I have observed in CLDR-25-data following entries for list pattern formats in arabic locale (similar also in hebrew):
<listPatterns>
<listPattern>
<listPatternPart type="start" draft="contributed">{0}، {1}</listPatternPart>
<listPatternPart type="middle" draft="contributed">{0}، {1}</listPatternPart>
<listPatternPart type="end" draft="contributed">{0}، و {1}</listPatternPart>
<listPatternPart type="2" draft="contributed">{0} و {1}</listPatternPart>
</listPattern>
</listPatterns>
Note that the LDML-specification only speaks about placeholders of the form "{0}" or "{1}" (not like in list pattern parts for types "end" and "2"). See also:
http://cldr.unicode.org/development/development-process/design-proposals/list-formatting
or
http://cldr.unicode.org/translation/lists
I suspect this has something to do with right-to-left-style, but how in detail?
UPDATE:
Now I have written a small Java program to see the real sequence of chars.

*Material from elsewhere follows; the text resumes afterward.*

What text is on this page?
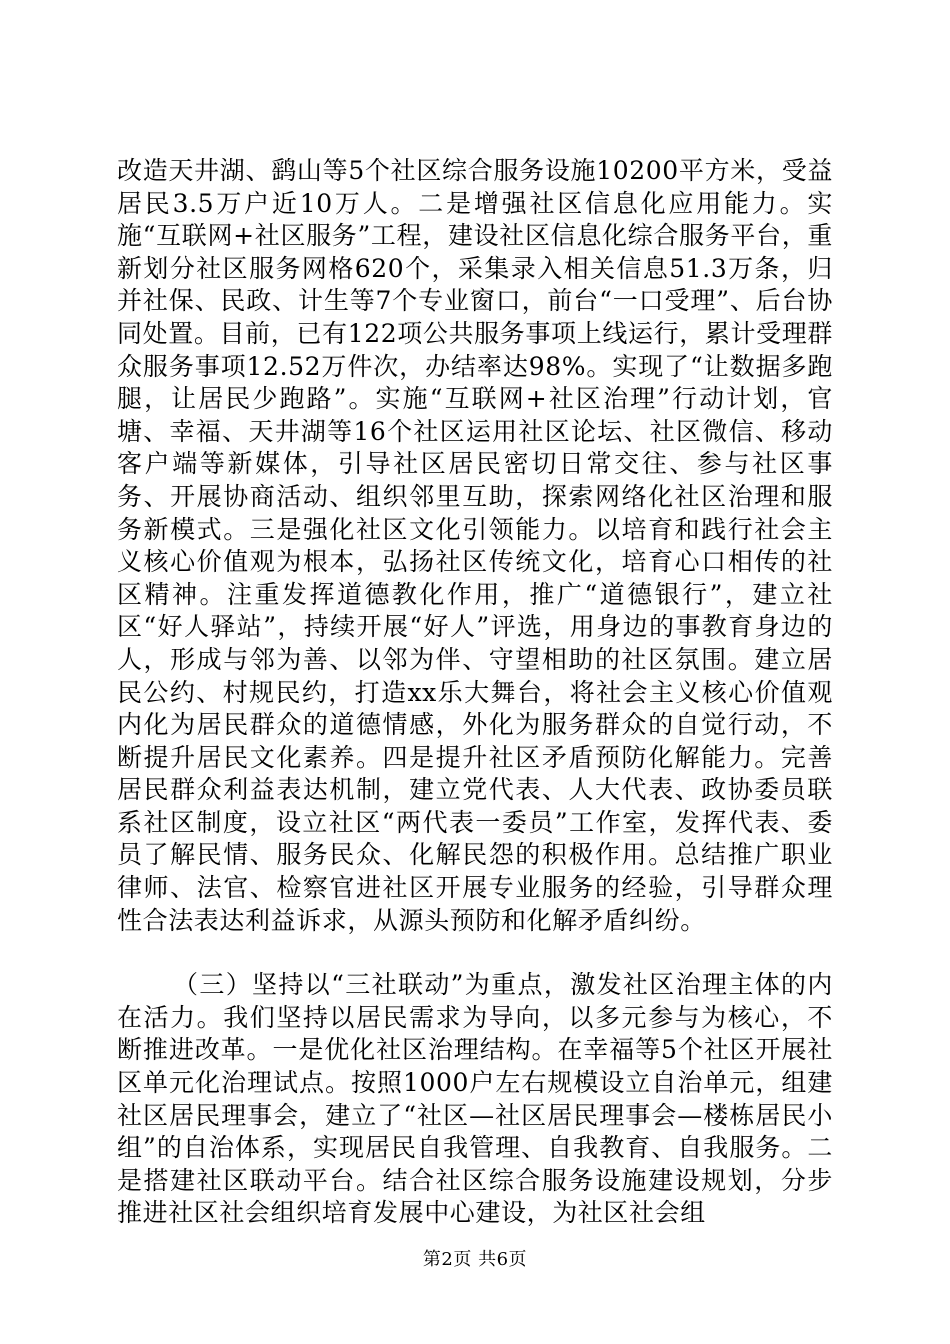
改造天井湖、鹞山等5个社区综合服务设施10200平方米，受益居民3.5万户近10万人。二是增强社区信息化应用能力。实施“互联网+社区服务”工程，建设社区信息化综合服务平台，重新划分社区服务网格620个，采集录入相关信息51.3万条，归并社保、民政、计生等7个专业窗口，前台“一口受理”、后台协同处置。目前，已有122项公共服务事项上线运行，累计受理群众服务事项12.52万件次，办结率达98%。实现了“让数据多跑腿，让居民少跑路”。实施“互联网+社区治理”行动计划，官塘、幸福、天井湖等16个社区运用社区论坛、社区微信、移动客户端等新媒体，引导社区居民密切日常交往、参与社区事务、开展协商活动、组织邻里互助，探索网络化社区治理和服务新模式。三是强化社区文化引领能力。以培育和践行社会主义核心价值观为根本，弘扬社区传统文化，培育心口相传的社区精神。注重发挥道德教化作用，推广“道德银行”，建立社区“好人驿站”，持续开展“好人”评选，用身边的事教育身边的人，形成与邻为善、以邻为伴、守望相助的社区氛围。建立居民公约、村规民约，打造xx乐大舞台，将社会主义核心价值观内化为居民群众的道德情感，外化为服务群众的自觉行动，不断提升居民文化素养。四是提升社区矛盾预防化解能力。完善居民群众利益表达机制，建立党代表、人大代表、政协委员联系社区制度，设立社区“两代表一委员”工作室，发挥代表、委员了解民情、服务民众、化解民怨的积极作用。总结推广职业律师、法官、检察官进社区开展专业服务的经验，引导群众理性合法表达利益诉求，从源头预防和化解矛盾纠纷。

（三）坚持以“三社联动”为重点，激发社区治理主体的内在活力。我们坚持以居民需求为导向，以多元参与为核心，不断推进改革。一是优化社区治理结构。在幸福等5个社区开展社区单元化治理试点。按照1000户左右规模设立自治单元，组建社区居民理事会，建立了“社区—社区居民理事会—楼栋居民小组”的自治体系，实现居民自我管理、自我教育、自我服务。二是搭建社区联动平台。结合社区综合服务设施建设规划，分步推进社区社会组织培育发展中心建设，为社区社会组

第2页 共6页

String s = "{0} و {1}"; // as displayed in browser or IDE-window
for (char c : s.toCharArray()) {
System.out.println(c);
}
The output is:
{
0
}
و
{
1
}
So it seems to be a display problem, not a problem of the char sequence itself?! I use Internet Explorer version 9 and Eclipse 4.3.
The char sequence is here (in codepoints):
123=>{
48=>0
125=>}
32=>
1608=>و // DIRECTIONALITY_RIGHT_TO_LEFT_ARABIC=true
32=>
123=>{
49=>1
125=>}
Unicode infers the display style also from evaluating the bidirectional context. So here the unicode algorithm seems to apply first the standard LTR-context to the first chars found - hence preserving the char sequence "{0} ".
When the algorithm enters the arabic char it denotes its bidirectional status and applies it to the following next chars. According to the official paper of W3C this means:
The shape of opening bracket glyph "{" changes to "}" in RTL-context (right-to-left). So from the perspective of arabic char the sequence left to arabic char is "1} ", and this is equivalent to the usual LTR-form " {1". After having read the ASCII-char "1" the unicode algorithm evaluates that now the context is LTR again, so displaying the closing bracket in normal form "}". The final visual result (not in terms of codepoints however) is then as if there were one extra closing bracket and one less opening bracket.
I hope SO-readers might find this explanation useful if they encounter similar strange visual effects in bidirectional context.